Harper v. Poway Unified School Dist. (S.D.Cal.)
A federal
district court in California has ruled that a school webpage that included
links to religious websites opposing homosexuality did not violate the First
Amendment Establishment Clause. The plaintiffs failed to prove that the links
did not fulfill a secular educational purpose or effect or that the links
excessively entangled the school with religion. The court noted that a student had previously been
disciplined for wearing an anti-homosexuality t-shirt, showing that the
district was not pursuing a religious agenda.
Source: Westlaw Watch.
Cyberlaw–
Operations: Wisconsin law to keep cyber schools running.
Wisconsin has
passed a law allowing online schools to qualify this fall for state aid, but
limits their enrollment and subjects them to program audits.
Source: Milwaukee
Journal-Sentinel, April 7, 2008.
Other News
CyberNews
– Student Safety: The naked truth about teen photo distribution.
A recent article
describes the alarming trend of students using cell phones and other electronic
devices to distribute nude and sexually explicit pictures of themselves or
others. Because of the ease and
anonymity of electronic communications, these communications can be distributed
widely and, in some cases, lead to great physical and emotional harm.
Teens who send
nude pictures of themselves or receive nude pictures from other teens may not
be aware of the legal risks. As
indicated in the article and according to the U.S. Department of Justice
(www.usdoj.gov):
v Any image of a child -- defined as anyone
under 18 -- engaged in sexually explicit conduct is illegal contraband.

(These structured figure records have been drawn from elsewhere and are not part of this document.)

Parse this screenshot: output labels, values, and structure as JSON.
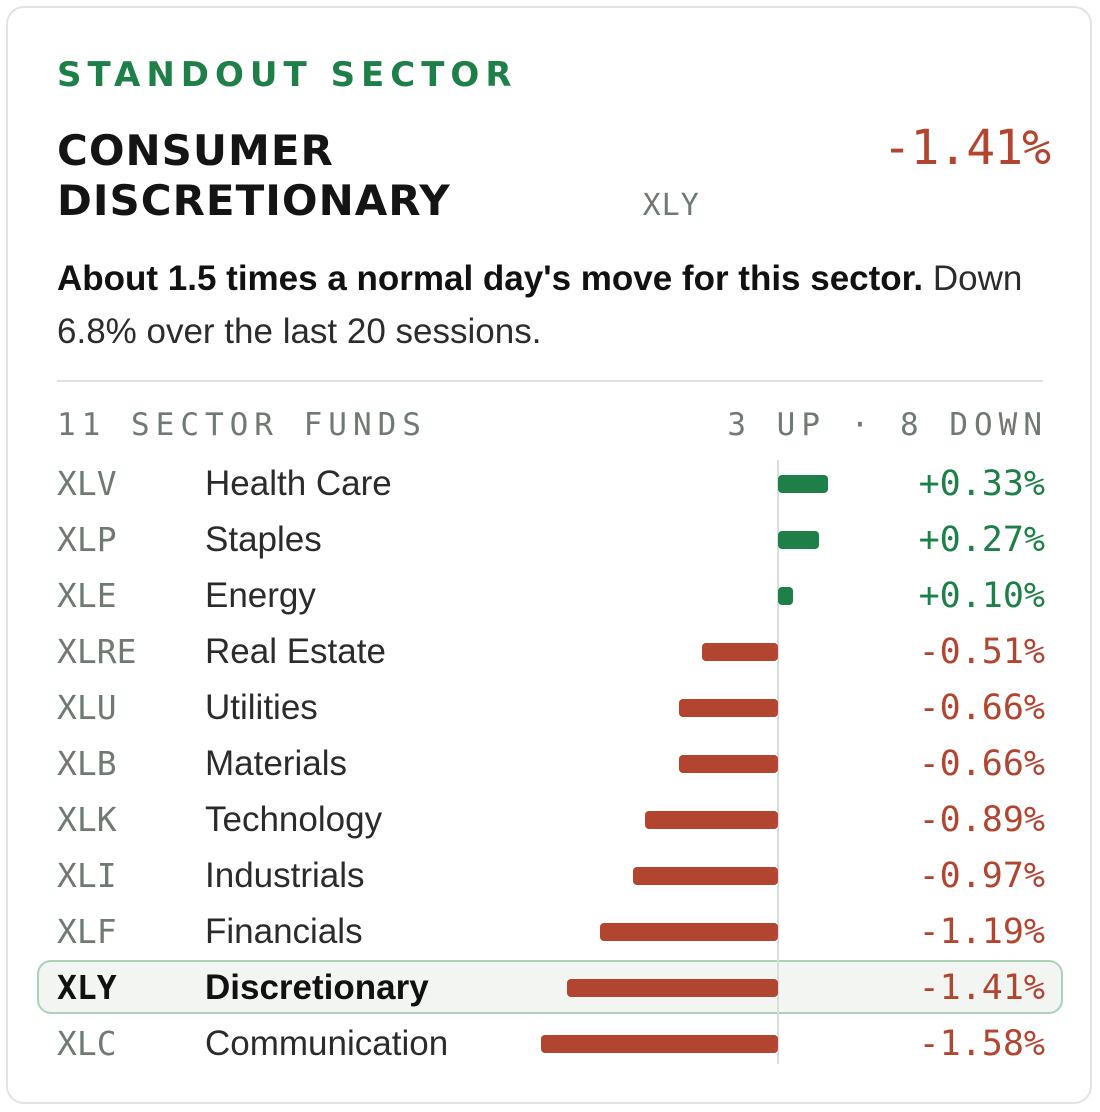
{
  "eyebrow": "STANDOUT SECTOR",
  "sector": {
    "name": "CONSUMER DISCRETIONARY",
    "ticker": "XLY",
    "change": "-1.41%"
  },
  "summary": {
    "bold": "About 1.5 times a normal day's move for this sector.",
    "rest": "Down 6.8% over the last 20 sessions."
  },
  "list_header": {
    "left": "11 SECTOR FUNDS",
    "right": "3 UP · 8 DOWN"
  },
  "colors": {
    "up": "#1e8048",
    "down": "#b24530",
    "highlight_border": "#a9d2b6"
  },
  "highlight_ticker": "XLY",
  "chart_data": {
    "type": "bar",
    "orientation": "horizontal",
    "categories": [
      "XLV",
      "XLP",
      "XLE",
      "XLRE",
      "XLU",
      "XLB",
      "XLK",
      "XLI",
      "XLF",
      "XLY",
      "XLC"
    ],
    "names": [
      "Health Care",
      "Staples",
      "Energy",
      "Real Estate",
      "Utilities",
      "Materials",
      "Technology",
      "Industrials",
      "Financials",
      "Discretionary",
      "Communication"
    ],
    "values": [
      0.33,
      0.27,
      0.1,
      -0.51,
      -0.66,
      -0.66,
      -0.89,
      -0.97,
      -1.19,
      -1.41,
      -1.58
    ],
    "labels": [
      "+0.33%",
      "+0.27%",
      "+0.10%",
      "-0.51%",
      "-0.66%",
      "-0.66%",
      "-0.89%",
      "-0.97%",
      "-1.19%",
      "-1.41%",
      "-1.58%"
    ],
    "xlim": [
      -1.58,
      0.33
    ],
    "grid": false
  }
}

v The legal definition of sexually explicit
conduct does not require that an image depict a child engaging in sexual
activity. A picture of a naked child may constitute illegal child pornography
if it is sufficiently sexually suggestive.
Source:
Raleigh News & Observer, June 5, 2008
CyberSystems–
E-mail: Spam celebrates 30 years of clogging e-mail inboxes.
A recent news
report reminds readers of the birth of e-mail spam 30 years ago when computer
salesman Gary Thuerk, on May 3, 1978, distributed a message on Arapanet, the
precursor to the internet, that read:
"We invite you to come see the [Computer System] 2020 and hear
about the DECSYSTEM-20 family at the two product presentations we will be
giving in California this month."
The message
produced a backlash from academic and government users of the system. The article cites Microsoft
founder Bill Gates 2004 prediction that spam would soon be eliminated. This year also marks the
10-year anniversary of the first Viagra spam e-mail; one such early message
offered a bottle of 30 pills for $500.00. Real spam, not the virtual kind, celebrated its 70thbirthday
last year.
Raleigh News & Observer, May 3, 2008 (from the Washington Post).